Difícil dizer porque gostei tanto do filme, talvez seja sua história solida, bem narrada, bem produzida, que não é superficial como as adaptações americanas nem dá explicações definitivas, para o fato principal há várias interpretações, todas convincentes. Os personagens resultam humanos e verossímeis mesmo quando é um obstáculo a presença de Audrey, uma atriz leve para comedias românticas que não tem a densidade para um personagem tão trágico (que vive reclamando dos pensamentos que não param de rodar em sua cabeça) e contraditória, sempre azeda e cínica (enquanto isso Audrey parece uma garotinha amuada, embora o roteiro faça uso do sorriso em momentos chaves).

A ação se passa no fim dos anos vinte, 1926 na região de Landes, perto de Bordeaux, quando Thérèse Larroque, filha de um fazendeiro provinciano socialista (o que é pouco desenvolvido) aceita se casar com o vizinho que é dono de pinheiros e porque juntos ficariam mais ricos. Ela era muito amiga da irmã do marido que por sua vez irá se apaixonar por um galã português judeu de sobrenome Azevedo (fiquei com a pulga atrás da orelha porque este também é meu sobrenome!), o que é rejeitado pela família (Thèrèse encontrará um jeito de resolver o caso, mas perderá a amizade da moça).
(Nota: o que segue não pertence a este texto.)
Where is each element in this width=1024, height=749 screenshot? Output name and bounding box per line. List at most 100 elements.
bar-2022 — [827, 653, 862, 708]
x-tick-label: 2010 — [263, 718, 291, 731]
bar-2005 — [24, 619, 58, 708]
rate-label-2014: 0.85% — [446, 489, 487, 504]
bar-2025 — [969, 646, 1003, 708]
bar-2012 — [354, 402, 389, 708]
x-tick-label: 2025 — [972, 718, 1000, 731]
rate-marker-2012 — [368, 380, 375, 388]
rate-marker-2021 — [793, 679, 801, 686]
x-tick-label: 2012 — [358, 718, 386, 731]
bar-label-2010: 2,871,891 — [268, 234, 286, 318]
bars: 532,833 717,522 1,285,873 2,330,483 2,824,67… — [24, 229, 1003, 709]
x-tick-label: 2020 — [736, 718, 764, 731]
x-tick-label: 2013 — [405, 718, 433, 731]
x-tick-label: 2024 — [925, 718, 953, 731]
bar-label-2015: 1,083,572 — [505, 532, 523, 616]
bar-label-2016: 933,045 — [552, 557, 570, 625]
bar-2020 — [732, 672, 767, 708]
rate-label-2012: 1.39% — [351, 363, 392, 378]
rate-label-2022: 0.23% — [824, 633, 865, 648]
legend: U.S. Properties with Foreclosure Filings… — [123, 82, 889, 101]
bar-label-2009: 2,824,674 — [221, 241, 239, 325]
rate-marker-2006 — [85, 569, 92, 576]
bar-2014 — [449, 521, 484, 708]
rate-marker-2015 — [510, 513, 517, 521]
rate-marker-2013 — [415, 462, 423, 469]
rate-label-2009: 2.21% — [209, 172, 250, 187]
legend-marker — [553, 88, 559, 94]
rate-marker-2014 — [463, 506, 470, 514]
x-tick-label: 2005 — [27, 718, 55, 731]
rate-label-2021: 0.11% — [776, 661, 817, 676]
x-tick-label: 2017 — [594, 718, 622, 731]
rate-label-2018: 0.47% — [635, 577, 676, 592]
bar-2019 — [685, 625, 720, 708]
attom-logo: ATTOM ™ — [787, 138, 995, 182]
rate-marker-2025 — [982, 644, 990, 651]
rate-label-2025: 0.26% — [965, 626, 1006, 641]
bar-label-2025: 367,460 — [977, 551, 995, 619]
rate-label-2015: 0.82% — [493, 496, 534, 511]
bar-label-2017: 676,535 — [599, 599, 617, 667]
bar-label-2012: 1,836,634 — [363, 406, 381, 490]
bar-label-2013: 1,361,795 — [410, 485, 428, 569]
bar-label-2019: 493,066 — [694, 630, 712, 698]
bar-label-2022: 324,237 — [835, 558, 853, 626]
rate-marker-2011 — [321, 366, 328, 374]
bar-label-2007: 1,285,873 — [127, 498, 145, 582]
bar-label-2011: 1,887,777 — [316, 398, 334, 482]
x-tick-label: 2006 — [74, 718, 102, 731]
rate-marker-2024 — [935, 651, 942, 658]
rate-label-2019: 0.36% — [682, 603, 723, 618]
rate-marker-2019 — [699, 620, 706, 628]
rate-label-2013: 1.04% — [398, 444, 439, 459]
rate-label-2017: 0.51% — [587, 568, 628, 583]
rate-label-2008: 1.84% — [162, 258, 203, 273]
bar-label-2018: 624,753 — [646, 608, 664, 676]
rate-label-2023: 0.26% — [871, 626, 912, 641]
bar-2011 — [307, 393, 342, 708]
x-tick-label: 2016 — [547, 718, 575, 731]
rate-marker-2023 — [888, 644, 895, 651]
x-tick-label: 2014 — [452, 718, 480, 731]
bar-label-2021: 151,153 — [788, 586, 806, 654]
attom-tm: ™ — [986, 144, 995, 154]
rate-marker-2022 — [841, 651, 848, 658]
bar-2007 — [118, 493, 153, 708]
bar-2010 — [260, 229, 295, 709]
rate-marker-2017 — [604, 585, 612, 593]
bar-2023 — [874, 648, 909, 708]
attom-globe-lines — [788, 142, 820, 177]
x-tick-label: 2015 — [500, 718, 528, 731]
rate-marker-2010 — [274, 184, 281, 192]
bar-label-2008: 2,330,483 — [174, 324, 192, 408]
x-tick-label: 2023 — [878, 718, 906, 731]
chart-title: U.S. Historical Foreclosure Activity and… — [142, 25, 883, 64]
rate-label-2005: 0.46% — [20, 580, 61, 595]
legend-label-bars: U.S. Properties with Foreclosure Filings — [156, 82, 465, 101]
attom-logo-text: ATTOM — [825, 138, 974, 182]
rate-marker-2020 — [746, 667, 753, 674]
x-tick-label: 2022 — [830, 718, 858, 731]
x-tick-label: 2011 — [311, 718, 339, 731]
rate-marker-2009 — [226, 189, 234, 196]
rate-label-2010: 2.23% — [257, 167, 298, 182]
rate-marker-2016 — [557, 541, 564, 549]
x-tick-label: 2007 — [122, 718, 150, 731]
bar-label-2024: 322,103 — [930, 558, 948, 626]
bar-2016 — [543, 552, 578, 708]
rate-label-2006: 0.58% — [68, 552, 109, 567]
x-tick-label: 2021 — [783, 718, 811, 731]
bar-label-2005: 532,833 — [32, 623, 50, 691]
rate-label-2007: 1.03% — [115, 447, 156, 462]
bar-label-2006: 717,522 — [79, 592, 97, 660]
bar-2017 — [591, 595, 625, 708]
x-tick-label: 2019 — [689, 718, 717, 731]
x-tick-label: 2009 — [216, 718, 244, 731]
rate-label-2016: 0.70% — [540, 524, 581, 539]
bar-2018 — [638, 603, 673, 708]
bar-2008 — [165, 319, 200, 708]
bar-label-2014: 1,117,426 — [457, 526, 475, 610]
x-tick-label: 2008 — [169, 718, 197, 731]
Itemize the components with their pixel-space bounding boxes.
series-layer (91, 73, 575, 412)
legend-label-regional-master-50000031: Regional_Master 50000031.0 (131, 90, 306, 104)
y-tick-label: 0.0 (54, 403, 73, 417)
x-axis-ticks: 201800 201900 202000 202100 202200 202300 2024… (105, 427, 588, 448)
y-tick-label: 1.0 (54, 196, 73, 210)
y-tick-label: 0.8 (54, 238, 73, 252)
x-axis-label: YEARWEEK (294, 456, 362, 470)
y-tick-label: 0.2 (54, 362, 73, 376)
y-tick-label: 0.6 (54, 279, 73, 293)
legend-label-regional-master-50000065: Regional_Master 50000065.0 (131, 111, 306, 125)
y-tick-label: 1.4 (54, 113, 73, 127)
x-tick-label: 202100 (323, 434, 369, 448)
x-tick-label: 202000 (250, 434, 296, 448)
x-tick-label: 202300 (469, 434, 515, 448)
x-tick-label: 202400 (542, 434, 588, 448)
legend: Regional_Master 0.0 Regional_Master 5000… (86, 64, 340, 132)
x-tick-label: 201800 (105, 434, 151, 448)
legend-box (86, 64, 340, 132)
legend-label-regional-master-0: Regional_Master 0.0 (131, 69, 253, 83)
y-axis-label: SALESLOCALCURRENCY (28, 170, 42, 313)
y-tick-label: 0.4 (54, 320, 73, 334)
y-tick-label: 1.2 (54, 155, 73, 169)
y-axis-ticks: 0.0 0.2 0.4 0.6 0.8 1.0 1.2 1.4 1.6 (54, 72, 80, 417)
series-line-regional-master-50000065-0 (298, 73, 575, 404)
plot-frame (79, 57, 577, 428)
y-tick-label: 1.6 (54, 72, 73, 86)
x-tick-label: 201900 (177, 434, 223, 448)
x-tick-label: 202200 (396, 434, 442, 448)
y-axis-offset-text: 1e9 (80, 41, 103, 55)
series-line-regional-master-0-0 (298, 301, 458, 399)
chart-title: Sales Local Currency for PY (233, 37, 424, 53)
O problema, porém, é o marido que é um parvo que só pensa em caçar pombos selvagens, lhe dá uma filha e tem medo de morrer do coração e usa um remédio a base de veneno. Por razões que não ficam nem muito claras para ela, a tentação de aumentar a dose é irresistível. O que o leva a beira da morte e a suspeita de um crime, que só o medo de um escândalo pode evitar. A personagem da protagonista é muito interessante (como se confirma ao final), mas a parte feminista, a liberação de seu direito de pensar e agir, poderia ter sido mais acentuada.

Ainda assim ajudada pela bela fotografia, a história inteligente, a produção cuidada e a trama intrigante resulta num filme para ser conferido.